Dysart teaches a course on the history and anthropology of drugs at Georgia Tech. She is also working on a book called The Psychedelic Century: The Amazonian Origins of the Global Science and Medicine of Hallucinogens.

Learn more about her research.

 

Psychedelic Medicine Today

Today, psychedelic medicine poses promise and challenges alike, Dysart said. The most active work of interest to the public is currently in psychiatry, psychology, and neuroscience.

In these areas, researchers study how psychedelics such as LSD, psilocybin, and DMT can treat psychiatric conditions such as post-traumatic stress disorder and depression that have proven resistant to other treatments. Psychedelics may also help reduce daily dependence on medicines.

“Some studies demonstrate that you need very few sessions of psychedelic therapy or psychedelic-assisted psychotherapy in order to see a dramatic improvement for treatment resistant-depression, whereas treatment for depression might require SSRIs for years or decades,” Dysart explained.

However, the side effects and even the exact way that the psychedelics work are not completely understood. Psychedelics act on the 5-HT2A receptor in the brain, but the way in which they do so and produce a therapeutic outcome is not yet clear.

 

Brain connectivity on a placebo (left) showing some colorful connected lines vs. on psilocybin (right) showing many more connected colorful lines. Image from a brain study in the Journal of the Royal Society Interface.

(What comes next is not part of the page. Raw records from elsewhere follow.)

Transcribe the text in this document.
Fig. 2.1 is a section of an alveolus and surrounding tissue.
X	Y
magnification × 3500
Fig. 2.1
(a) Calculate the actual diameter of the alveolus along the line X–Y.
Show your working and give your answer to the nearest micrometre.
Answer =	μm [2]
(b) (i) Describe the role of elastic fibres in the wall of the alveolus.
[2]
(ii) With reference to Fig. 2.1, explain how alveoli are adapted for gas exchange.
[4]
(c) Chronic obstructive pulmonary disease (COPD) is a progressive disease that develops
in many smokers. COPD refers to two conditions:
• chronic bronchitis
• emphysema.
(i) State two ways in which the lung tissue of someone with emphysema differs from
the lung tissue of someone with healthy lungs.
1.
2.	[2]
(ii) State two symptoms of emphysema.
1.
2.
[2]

Brain connectivity on a placebo (left) vs. psilocybin (right). Image from a brain study in the Journal of the Royal Society Interface.
 

Rethinking Psychedelic Exceptionalism

Despite these unknowns, Dysart says she sees an idea of “psychedelic exceptionalism” taking hold among researchers, users, and venture capitalists — the belief that this class of drugs is inherently less harmful and ultimately more beneficial compared to other medicines.

The sentiment comes in part from the drug's controversial history, causing enthusiasts to now see any friction toward its approval as something to be downplayed. But it also contrasts with the warnings and cautious communal use seen in earlier history. 

“There’s a refrain in psychedelic spaces that they're the next “wonder drug” and that they're not addictive. And I think both of those things are dangerous claims to make,” she said.

"To say that they're a wonder drug and ask them to solve all of our problems seems unfair and not realistic. And to say that they're not addictive means people can sometimes be a little cavalier about their use as opposed to other types of substances.”

A broader historical view can help us approach psychedelic medicine with a more nuanced view. Not as a wonder drug, but as a substance with both benefits and risks. And, one that’s here due to the great care of the people it’s passed through along the way. 

“Those communities have given a lot to medicine and science in ways that are not often acknowledged,” Dysart said. “Recognizing that different types of knowledge can help us understand the full complexity of a plant is really helpful, especially as our understanding becomes increasingly refined or molecularized.”